Akhirnya setelah Mahkamah Agung (MA) mengabulkan permohonan kasasi Komisi Pemilihan Umum (KPU) Pematang Siantar dalam perkara sengketa pilkada di kota Pematangsiantar. Dengan putusan itu, pilkada dapat dilaksanakan tanpa keikutsertaan pasangan Surfenov Sirait – Parlindungan Sinaga.

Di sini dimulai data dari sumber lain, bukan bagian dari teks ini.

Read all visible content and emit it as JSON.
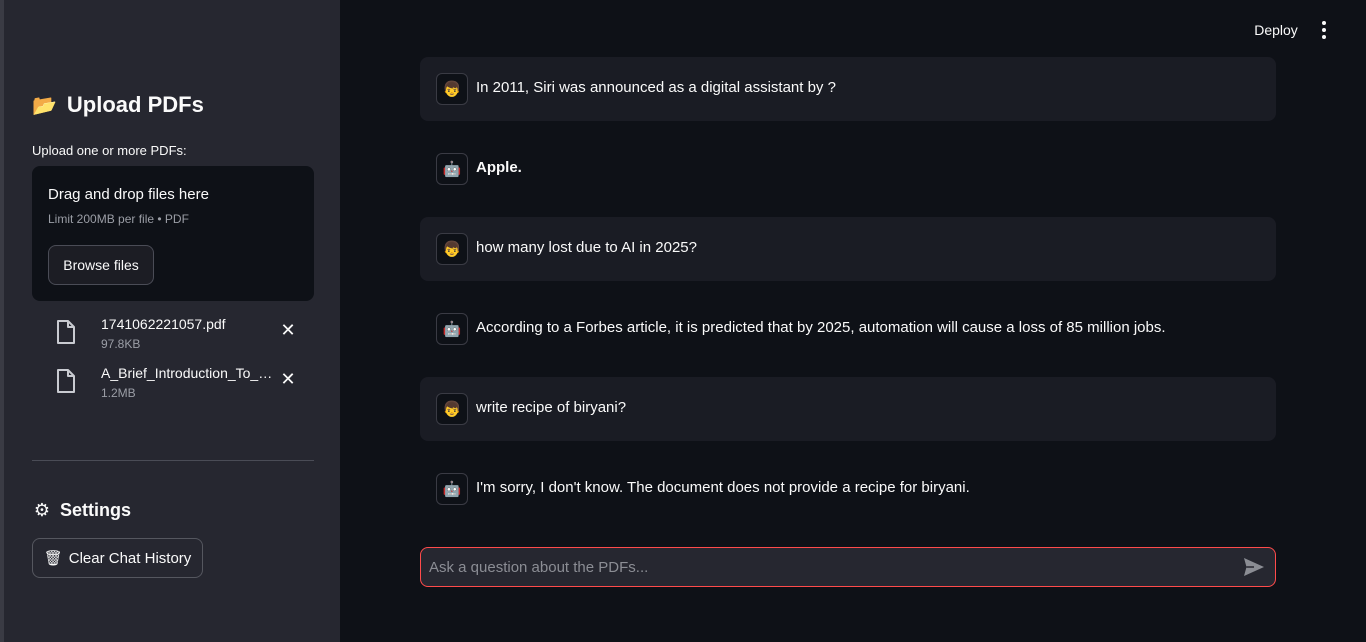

Hal kedua adalah berkaitan dengan adanya daerah yang hanya memiliki calon tunggal, yaitu Kabupaten Timor Tengah Utara (Nusa Tenggara Timur), Kabupaten Tasikmalaya (Jawa Barat), dan Kabupaten Blitar (Jawa Timur), tetap dilakukan Pilkada yang mirip referendum. Para pemilih harus memilih “Setuju” atau “Tidak Setuju”. Pasangan Rijanto – Marhaenis UW akhirnya memenangkan suara “Setuju” pada Pilkada Kabupaten Blitar dengan perolehan suara sebanyak 84,90 persen. Sementara, pasangan Uu Ruzhanul Ulum – Ade Sugianto, berhasil memenangkan suara “Setuju” pada Pilkada Tasikmalaya dengan perolehan suara 67,35 persen. Sedangkan pasangan Raymundus Sau Fernandes – Aloysius Kobes, berhasil meme-nangkan suara “Setuju” pada Pilkada Timor Tengah Utara dengan perolehan suara 79,74 persen.

Pada Pemilukada Serentak Gelombang II, Februari 2017 merupakan Pilkada serentak dengan skala nasional kedua yang diselenggarakan di Indonesia sejak 2015. Pilkada serentak diikuti 101 daerah yang tersebar di 31 provinsi.[33]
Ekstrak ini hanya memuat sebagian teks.